The young man said, “Onoda-san, the emperor and the people of Japan are worried about you.”
“Did you bring any orders for me?”
“No.”
“In that case, they’ll have to keep on worrying.”
He started telling me how Japan had lost the war and had been at peace for many years. What he said corresponded perfectly with what I had long regarded as enemy propaganda and was completely different from the way I had sized things up myself. If what he was saying was true, I would have to change my way of thinking. This idea upset me, and I remained silent.
Breaking off, he said, “Let me take a picture.”
I consented. It was a gamble on my part. I knew by now that the young man was Japanese, but I was not sure what his real aim was. Still, if I let him take my picture, there ought to be some sort of reaction before long.
He trained his flashlight on his camera and put on the flash attachment. After taking two shots, he still seemed dissatisfied.
“I’m not too confident about these flashbulb shots. If you don’t mind, I’d like to take a daylight shot tomorrow. About three in the afternoon would be a good time, if you’re willing to come.”
That gave me a turn. Was he a fraud after all? With that expensive camera and flash equipment, why should he be worried about the results?
“I don’t want to do that,” I replied casually. I was trying to think of some way to make him give himself away. The first step, I supposed, was to ask him a few questions.
“You didn’t tell me your name,” I remarked.
“My name is Norio Suzuki.”
“How do you write ‘Norio’? With the character in ‘rule’?”
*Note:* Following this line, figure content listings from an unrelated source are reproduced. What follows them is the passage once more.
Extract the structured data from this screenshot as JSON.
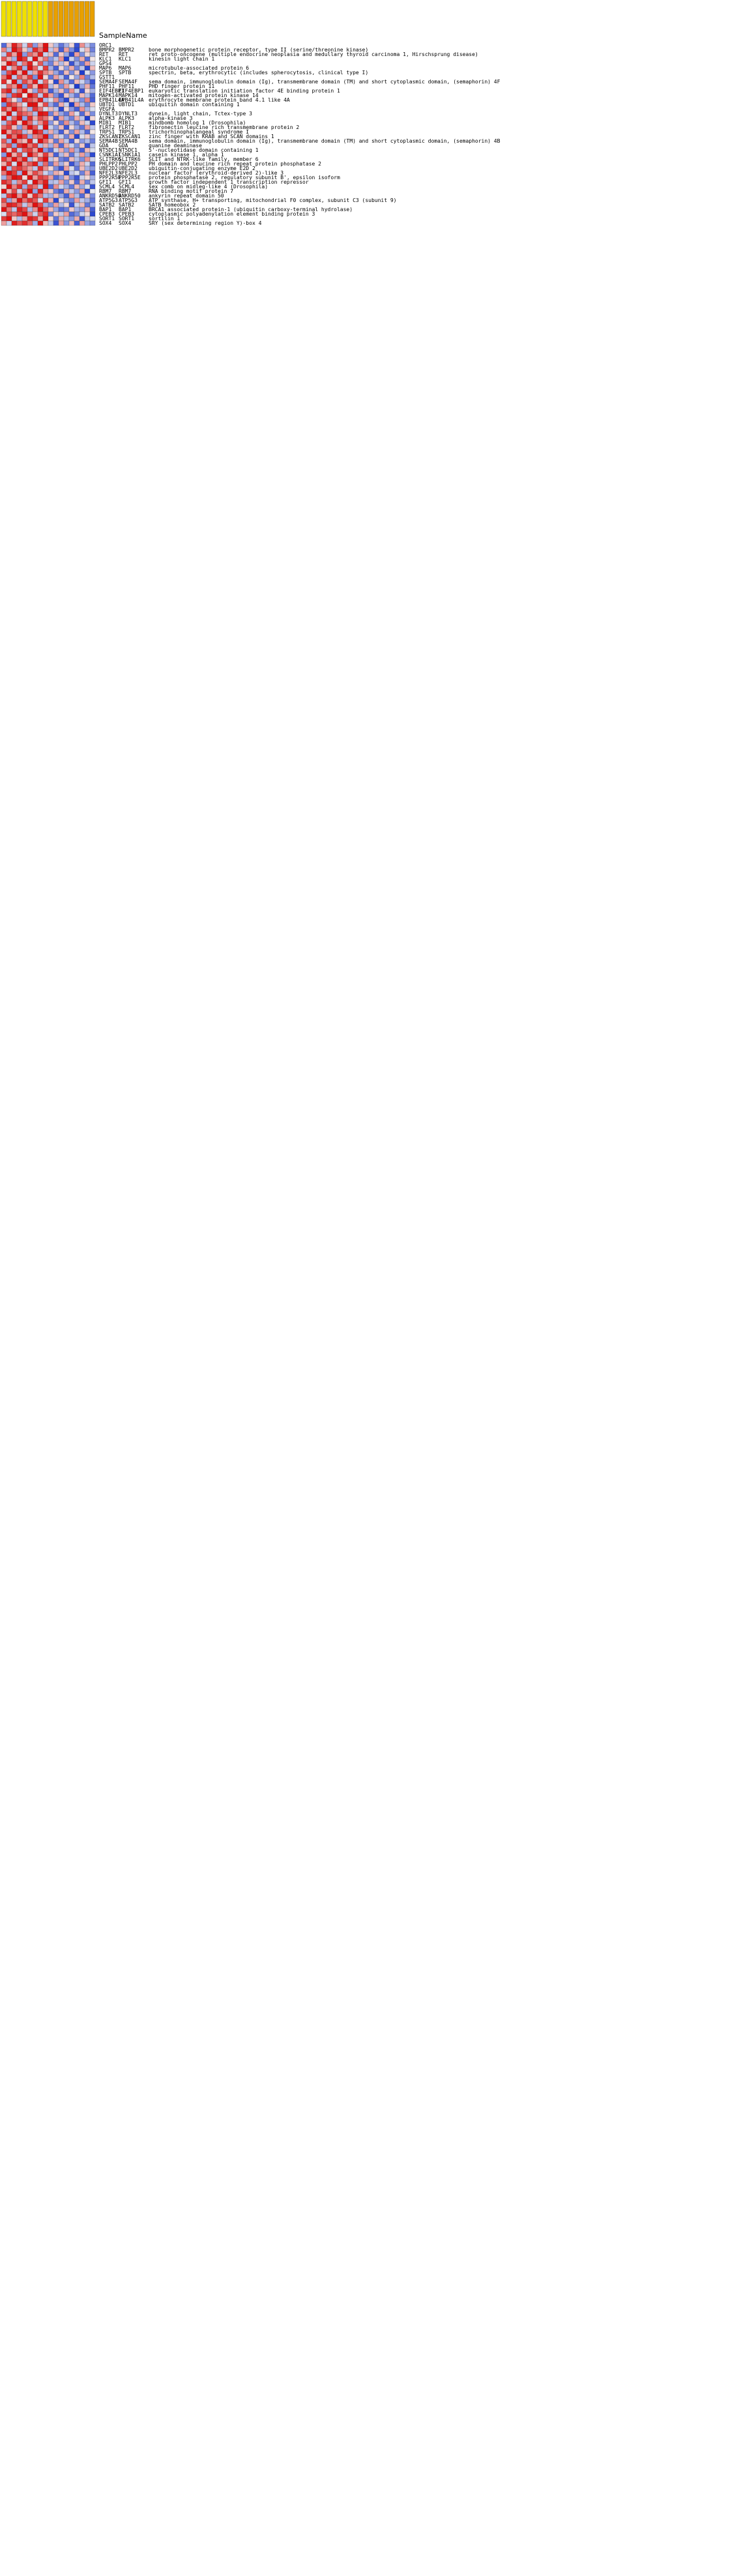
{
  "chart_data": {
    "type": "heatmap",
    "title": "",
    "header": {
      "sample_name_label": "SampleName"
    },
    "columns": [
      "",
      "",
      "",
      "",
      "",
      "",
      "",
      "",
      "",
      "",
      "",
      "",
      "",
      "",
      "",
      "",
      "",
      ""
    ],
    "column_groups": [
      {
        "count": 9,
        "color": "#f0e000"
      },
      {
        "count": 9,
        "color": "#e8a000"
      }
    ],
    "colorscale": {
      "low": "#1f3ccf",
      "mid": "#f4f4f4",
      "high": "#e01010"
    },
    "row_count_shown": 40,
    "rows": [
      {
        "symbol": "ORC1",
        "name": "",
        "values": [
          -1.2,
          0.4,
          1.5,
          0.9,
          -0.3,
          1.1,
          -0.8,
          0.6,
          1.8,
          0.3,
          -0.5,
          -1.1,
          -0.6,
          0.2,
          -1.4,
          0.7,
          -0.4,
          -0.9
        ]
      },
      {
        "symbol": "BMPR2",
        "name": "bone morphogenetic protein receptor, type II (serine/threonine kinase)",
        "values": [
          0.8,
          -0.5,
          1.7,
          1.2,
          0.3,
          -0.6,
          1.4,
          0.9,
          1.6,
          -0.4,
          0.5,
          -1.3,
          0.6,
          -0.9,
          -1.5,
          -0.2,
          0.4,
          -1.0
        ]
      },
      {
        "symbol": "RET",
        "name": "ret proto-oncogene (multiple endocrine neoplasia and medullary thyroid carcinoma 1, Hirschsprung disease)",
        "values": [
          -0.4,
          1.3,
          0.6,
          1.9,
          -0.8,
          1.0,
          0.7,
          1.5,
          -0.3,
          0.4,
          -1.2,
          0.3,
          -0.7,
          -1.5,
          0.6,
          -0.9,
          0.2,
          -0.6
        ]
      },
      {
        "symbol": "KLC1",
        "name": "kinesin light chain 1",
        "values": [
          1.1,
          0.5,
          -0.6,
          1.6,
          1.3,
          -0.2,
          1.8,
          0.4,
          0.9,
          -0.8,
          -0.4,
          0.7,
          -1.6,
          -0.3,
          -0.9,
          0.5,
          -1.2,
          0.1
        ]
      },
      {
        "symbol": "GPS4",
        "name": "",
        "values": [
          0.3,
          1.7,
          1.2,
          -0.4,
          0.9,
          1.5,
          0.2,
          1.1,
          -0.7,
          -1.0,
          0.4,
          -0.5,
          0.3,
          -1.4,
          -0.6,
          -1.1,
          0.6,
          -0.3
        ]
      },
      {
        "symbol": "MAP6",
        "name": "microtubule-associated protein 6",
        "values": [
          1.5,
          -0.3,
          0.8,
          1.4,
          -0.6,
          1.9,
          1.0,
          -0.2,
          1.3,
          -0.6,
          -1.3,
          0.2,
          -0.8,
          0.5,
          -1.0,
          -0.4,
          -1.5,
          0.4
        ]
      },
      {
        "symbol": "SPTB",
        "name": "spectrin, beta, erythrocytic (includes spherocytosis, clinical type I)",
        "values": [
          -0.7,
          1.2,
          1.6,
          0.5,
          1.8,
          -0.5,
          0.6,
          1.4,
          0.8,
          0.5,
          -0.7,
          -1.2,
          0.4,
          -0.9,
          0.3,
          -1.6,
          -0.2,
          -0.8
        ]
      },
      {
        "symbol": "GSTT1",
        "name": "",
        "values": [
          0.9,
          1.6,
          -0.4,
          1.1,
          0.6,
          1.3,
          -0.9,
          1.7,
          0.2,
          -1.1,
          0.6,
          -0.4,
          -1.3,
          0.1,
          -0.7,
          0.8,
          -1.0,
          -0.5
        ]
      },
      {
        "symbol": "SEMA4F",
        "name": "sema domain, immunoglobulin domain (Ig), transmembrane domain (TM) and short cytoplasmic domain, (semaphorin) 4F",
        "values": [
          1.4,
          0.2,
          1.9,
          -0.6,
          1.2,
          0.7,
          1.5,
          -0.3,
          1.0,
          0.2,
          -1.5,
          0.7,
          -0.5,
          -1.2,
          0.4,
          -0.3,
          -0.8,
          -1.4
        ]
      },
      {
        "symbol": "PHF11",
        "name": "PHD finger protein 11",
        "values": [
          -0.2,
          1.0,
          0.7,
          1.8,
          -0.9,
          1.2,
          0.4,
          1.6,
          1.3,
          -0.5,
          0.3,
          -0.9,
          0.6,
          -0.2,
          -1.6,
          -0.7,
          0.5,
          -1.1
        ]
      },
      {
        "symbol": "EIF4EBP1",
        "name": "eukaryotic translation initiation factor 4E binding protein 1",
        "values": [
          1.2,
          1.5,
          -0.5,
          0.9,
          1.7,
          0.3,
          -0.7,
          1.1,
          0.6,
          -1.3,
          -0.6,
          0.4,
          -1.0,
          0.7,
          -0.3,
          -1.4,
          0.2,
          -0.6
        ]
      },
      {
        "symbol": "MAPK14",
        "name": "mitogen-activated protein kinase 14",
        "values": [
          0.6,
          -0.8,
          1.3,
          1.5,
          0.1,
          1.8,
          1.2,
          -0.4,
          1.4,
          0.6,
          -0.9,
          -1.4,
          0.3,
          -0.6,
          -1.1,
          0.4,
          -0.5,
          -1.2
        ]
      },
      {
        "symbol": "EPB41L4A",
        "name": "erythrocyte membrane protein band 4.1 like 4A",
        "values": [
          1.7,
          0.9,
          0.2,
          -0.7,
          1.4,
          1.1,
          0.8,
          1.5,
          -0.5,
          -0.2,
          0.7,
          -1.0,
          -1.5,
          0.3,
          -0.4,
          -0.9,
          0.8,
          -1.3
        ]
      },
      {
        "symbol": "UBTD1",
        "name": "ubiquitin domain containing 1",
        "values": [
          -0.9,
          1.4,
          1.1,
          0.6,
          -0.2,
          1.6,
          1.9,
          0.3,
          1.2,
          -0.7,
          -1.2,
          0.5,
          -0.3,
          -1.6,
          0.6,
          -0.5,
          -1.0,
          0.3
        ]
      },
      {
        "symbol": "VEGFA",
        "name": "",
        "values": [
          1.3,
          0.7,
          1.8,
          1.0,
          0.5,
          -0.6,
          1.3,
          0.9,
          -0.2,
          0.4,
          -0.4,
          -1.5,
          0.2,
          -0.8,
          -1.3,
          0.7,
          -0.6,
          -0.2
        ]
      },
      {
        "symbol": "DYNLT3",
        "name": "dynein, light chain, Tctex-type 3",
        "values": [
          0.4,
          1.9,
          -0.3,
          1.3,
          1.0,
          0.8,
          -0.5,
          1.7,
          1.5,
          -1.0,
          0.5,
          -0.7,
          -1.1,
          0.6,
          -0.2,
          -1.2,
          0.4,
          -0.9
        ]
      },
      {
        "symbol": "ALPK3",
        "name": "alpha-kinase 3",
        "values": [
          1.6,
          -0.4,
          1.0,
          1.7,
          -0.7,
          1.4,
          0.5,
          1.2,
          0.9,
          0.3,
          -1.4,
          0.6,
          -0.6,
          -1.0,
          0.5,
          -0.4,
          -1.6,
          0.2
        ]
      },
      {
        "symbol": "MIB1",
        "name": "mindbomb homolog 1 (Drosophila)",
        "values": [
          -0.5,
          1.1,
          1.5,
          0.3,
          1.9,
          1.0,
          -0.4,
          0.7,
          1.4,
          -0.8,
          0.2,
          -1.1,
          0.7,
          -0.5,
          -1.0,
          0.4,
          -0.3,
          -1.5
        ]
      },
      {
        "symbol": "FLRT2",
        "name": "fibronectin leucine rich transmembrane protein 2",
        "values": [
          1.0,
          1.3,
          0.4,
          -0.8,
          0.8,
          1.7,
          1.1,
          -0.3,
          1.6,
          -0.3,
          -0.8,
          0.4,
          -1.4,
          0.2,
          -0.7,
          -1.1,
          0.6,
          -0.4
        ]
      },
      {
        "symbol": "TRPS1",
        "name": "trichorhinophalangeal syndrome I",
        "values": [
          1.8,
          0.6,
          1.2,
          1.1,
          -0.5,
          0.4,
          1.6,
          1.3,
          -0.6,
          0.5,
          -0.6,
          -1.3,
          0.3,
          -0.9,
          0.6,
          -0.5,
          -1.2,
          0.1
        ]
      },
      {
        "symbol": "ZKSCAN1",
        "name": "zinc finger with KRAB and SCAN domains 1",
        "values": [
          -0.3,
          1.5,
          0.9,
          1.6,
          1.2,
          -0.7,
          0.8,
          1.0,
          1.7,
          -0.9,
          0.4,
          -0.3,
          -1.0,
          0.5,
          -1.5,
          -0.2,
          0.3,
          -0.7
        ]
      },
      {
        "symbol": "SEMA4B",
        "name": "sema domain, immunoglobulin domain (Ig), transmembrane domain (TM) and short cytoplasmic domain, (semaphorin) 4B",
        "values": [
          1.1,
          -0.6,
          1.7,
          0.7,
          0.4,
          1.5,
          -0.2,
          1.8,
          1.0,
          0.4,
          -1.1,
          0.6,
          -0.4,
          -1.3,
          0.2,
          -0.8,
          -0.5,
          -1.0
        ]
      },
      {
        "symbol": "GDA",
        "name": "guanine deaminase",
        "values": [
          0.7,
          1.2,
          -0.7,
          1.4,
          1.6,
          0.9,
          1.3,
          -0.5,
          0.5,
          -0.6,
          0.6,
          -1.2,
          0.5,
          -0.3,
          -0.9,
          0.3,
          -1.4,
          -0.4
        ]
      },
      {
        "symbol": "NT5DC1",
        "name": "5'-nucleotidase domain containing 1",
        "values": [
          1.5,
          0.3,
          1.4,
          -0.4,
          1.1,
          1.3,
          0.6,
          1.6,
          -0.8,
          -1.2,
          -0.3,
          0.5,
          -0.8,
          0.7,
          -0.6,
          -1.3,
          0.4,
          -0.2
        ]
      },
      {
        "symbol": "CSNK1A1",
        "name": "casein kinase 1, alpha 1",
        "values": [
          -0.8,
          1.8,
          0.5,
          1.2,
          -0.3,
          1.6,
          1.0,
          0.4,
          1.3,
          0.5,
          -1.3,
          -0.5,
          0.4,
          -1.1,
          -0.4,
          0.6,
          -0.7,
          -1.5
        ]
      },
      {
        "symbol": "SLITRK6",
        "name": "SLIT and NTRK-like family, member 6",
        "values": [
          1.3,
          0.8,
          1.6,
          0.9,
          1.5,
          -0.5,
          0.3,
          1.2,
          1.8,
          -0.4,
          0.3,
          -1.0,
          -1.2,
          0.4,
          -0.5,
          -0.9,
          0.7,
          -0.3
        ]
      },
      {
        "symbol": "PHLPP2",
        "name": "PH domain and leucine rich repeat protein phosphatase 2",
        "values": [
          0.5,
          1.4,
          -0.2,
          1.7,
          0.7,
          1.1,
          1.5,
          -0.6,
          1.0,
          -1.1,
          0.6,
          -0.6,
          0.3,
          -1.4,
          -0.8,
          0.5,
          -0.3,
          -1.2
        ]
      },
      {
        "symbol": "UBE2D2",
        "name": "ubiquitin-conjugating enzyme E2D 2",
        "values": [
          1.7,
          -0.5,
          1.1,
          1.3,
          1.0,
          0.6,
          -0.4,
          1.4,
          0.7,
          0.2,
          -0.9,
          -1.4,
          0.6,
          -0.2,
          -1.1,
          0.4,
          -0.6,
          -0.8
        ]
      },
      {
        "symbol": "NFE2L3",
        "name": "nuclear factor (erythroid-derived 2)-like 3",
        "values": [
          0.9,
          1.6,
          1.3,
          -0.6,
          1.8,
          0.5,
          1.2,
          0.8,
          -0.3,
          -0.7,
          0.5,
          0.3,
          -1.5,
          -0.4,
          -0.2,
          -1.0,
          0.5,
          -1.3
        ]
      },
      {
        "symbol": "PPP2R5E",
        "name": "protein phosphatase 2, regulatory subunit B', epsilon isoform",
        "values": [
          -0.6,
          1.0,
          1.7,
          1.5,
          0.2,
          1.9,
          0.6,
          1.3,
          1.1,
          0.6,
          -1.2,
          -0.8,
          0.4,
          -0.9,
          -1.4,
          -0.3,
          0.2,
          -0.6
        ]
      },
      {
        "symbol": "GFI1",
        "name": "growth factor independent 1 transcription repressor",
        "values": [
          1.4,
          1.1,
          -0.5,
          0.8,
          1.3,
          -0.2,
          1.7,
          1.0,
          1.5,
          -0.5,
          -0.4,
          0.6,
          -0.9,
          0.3,
          -1.2,
          0.5,
          -1.0,
          -0.4
        ]
      },
      {
        "symbol": "SCML4",
        "name": "sex comb on midleg-like 4 (Drosophila)",
        "values": [
          0.2,
          1.7,
          0.8,
          1.4,
          -0.6,
          1.2,
          0.9,
          -0.4,
          1.6,
          -1.2,
          0.7,
          -0.3,
          -0.6,
          -1.1,
          0.4,
          -0.7,
          -0.2,
          -1.4
        ]
      },
      {
        "symbol": "RBM7",
        "name": "RNA binding motif protein 7",
        "values": [
          1.9,
          0.4,
          1.2,
          -0.3,
          1.0,
          1.6,
          -0.7,
          1.5,
          0.6,
          0.3,
          -1.0,
          -1.3,
          0.5,
          -0.4,
          -0.8,
          0.6,
          -1.5,
          -0.1
        ]
      },
      {
        "symbol": "ANKRD50",
        "name": "ankyrin repeat domain 50",
        "values": [
          -0.4,
          1.3,
          1.9,
          0.7,
          1.5,
          0.3,
          1.4,
          0.9,
          -0.5,
          -0.6,
          0.4,
          -0.7,
          -1.3,
          0.6,
          -0.5,
          -1.2,
          0.3,
          -0.9
        ]
      },
      {
        "symbol": "ATP5G3",
        "name": "ATP synthase, H+ transporting, mitochondrial F0 complex, subunit C3 (subunit 9)",
        "values": [
          1.2,
          -0.7,
          0.6,
          1.8,
          0.9,
          1.4,
          1.1,
          -0.2,
          1.3,
          0.5,
          -1.5,
          0.2,
          -0.7,
          -1.0,
          0.6,
          -0.4,
          -0.6,
          -1.1
        ]
      },
      {
        "symbol": "SATB2",
        "name": "SATB homeobox 2",
        "values": [
          0.8,
          1.5,
          1.4,
          1.0,
          -0.4,
          0.7,
          1.6,
          1.2,
          -0.6,
          -0.9,
          0.6,
          -0.5,
          0.2,
          -1.4,
          -0.3,
          0.4,
          -1.1,
          -0.6
        ]
      },
      {
        "symbol": "BAP1",
        "name": "BRCA1 associated protein-1 (ubiquitin carboxy-terminal hydrolase)",
        "values": [
          1.6,
          0.9,
          -0.4,
          1.5,
          1.2,
          -0.5,
          0.7,
          1.7,
          1.0,
          0.4,
          -0.7,
          -1.2,
          -1.0,
          0.3,
          -0.6,
          -0.8,
          0.5,
          -1.3
        ]
      },
      {
        "symbol": "CPEB3",
        "name": "cytoplasmic polyadenylation element binding protein 3",
        "values": [
          -0.2,
          1.2,
          1.0,
          1.3,
          1.7,
          0.8,
          -0.3,
          1.1,
          1.4,
          -1.0,
          0.3,
          -0.4,
          0.6,
          -1.2,
          -0.9,
          -0.3,
          0.2,
          -1.5
        ]
      },
      {
        "symbol": "SORT1",
        "name": "sortilin 1",
        "values": [
          1.3,
          1.8,
          0.3,
          -0.5,
          0.6,
          1.5,
          1.3,
          0.5,
          1.7,
          0.2,
          -1.1,
          0.5,
          -0.5,
          -0.8,
          0.5,
          -1.4,
          -0.4,
          -0.2
        ]
      },
      {
        "symbol": "SOX4",
        "name": "SRY (sex determining region Y)-box 4",
        "values": [
          0.6,
          -0.3,
          1.5,
          1.1,
          1.4,
          1.0,
          -0.6,
          1.8,
          0.4,
          -0.4,
          -1.4,
          0.6,
          -0.8,
          0.4,
          -1.3,
          0.6,
          -0.7,
          -0.9
        ]
      }
    ]
  }
}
“No, with the character ki that means ‘annals.’”
“Oh. You mean the ki in Kii Peninsula, don’t you?”
“That’s right.”
So far I was getting nowhere. Before I could think of anything else to ask, he started questioning me about life on the island and how Koz
uka and Shimada had died and a lot of other things. In the course of the conversation I referred to something that had happened in Japan recently.
Startled, he inquired, “How did you know about that?”
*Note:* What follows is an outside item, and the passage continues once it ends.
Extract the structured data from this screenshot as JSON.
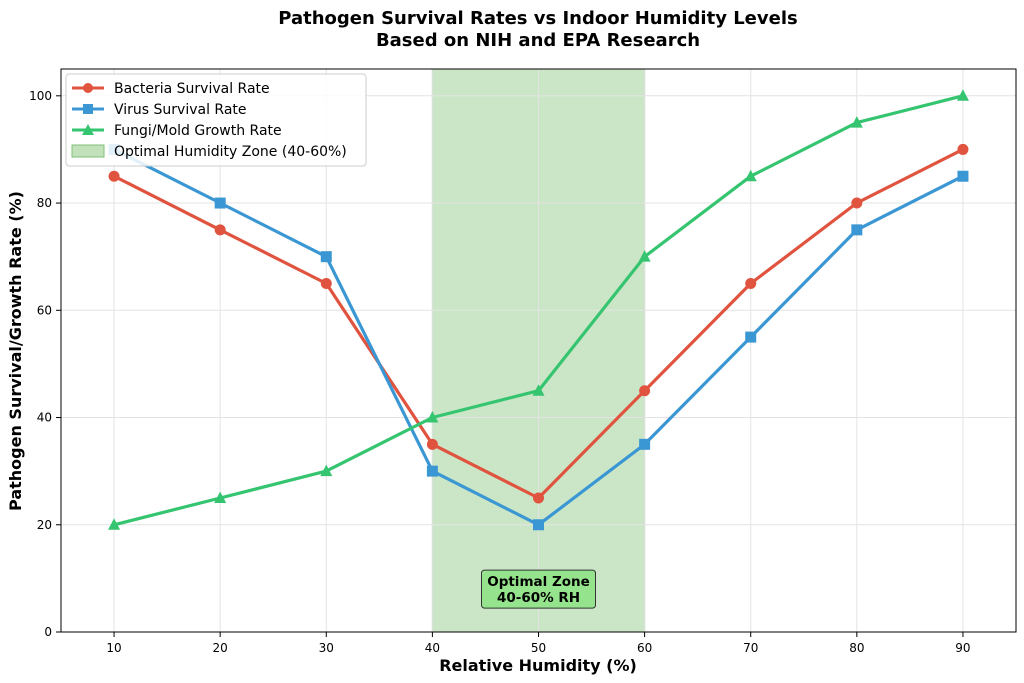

“I have a transistor radio,” I replied nonchalantly.
That really surprised him. He listened with open mouth as I told him how we had acquired the radio. I, for my part, kept watching his reactions closely for any sign that he might not be what he said he was. I had not talked with anybody since Kozuka’s death sixteen months earlier, and I would have been enjoying myself but for the lingering fear that Norio Suzuki was an enemy agent.
After we talked about two hours, he asked, “What could I do to persuade you to come out of the jungle?”
“Just what it says in the newspapers,” I answered. “Major Taniguchi is my immediate superior. I won’t give in until I have direct orders from him.”
Major Taniguchi was not, in fact, my immediate superior, but I had read in one of the newspapers left by the search party that Major Taniguchi had said he was. This meant that Major Taniguchi was no longer involved with army secrets. What I could not understand was why, if the war was really over, Major Taniguchi did not offer some explanation that made sense or send me some sort of written message. If, on the other hand, the war was still going on, why did I not receive new orders of some kind?
In any case, without positive proof that Norio Suzuki was not an enemy agent, I could not mention the name of my real commander, Lieutenant General Yokoyama, or even that of Major Takahashi. In short, the only name I could mention was that of Major Taniguchi.
“Let me get this straight then,” said Suzuki. “If I bring Major Taniguchi, and if Major Taniguchi tells you to come to such and such a place at such and such a time, you will come, right?”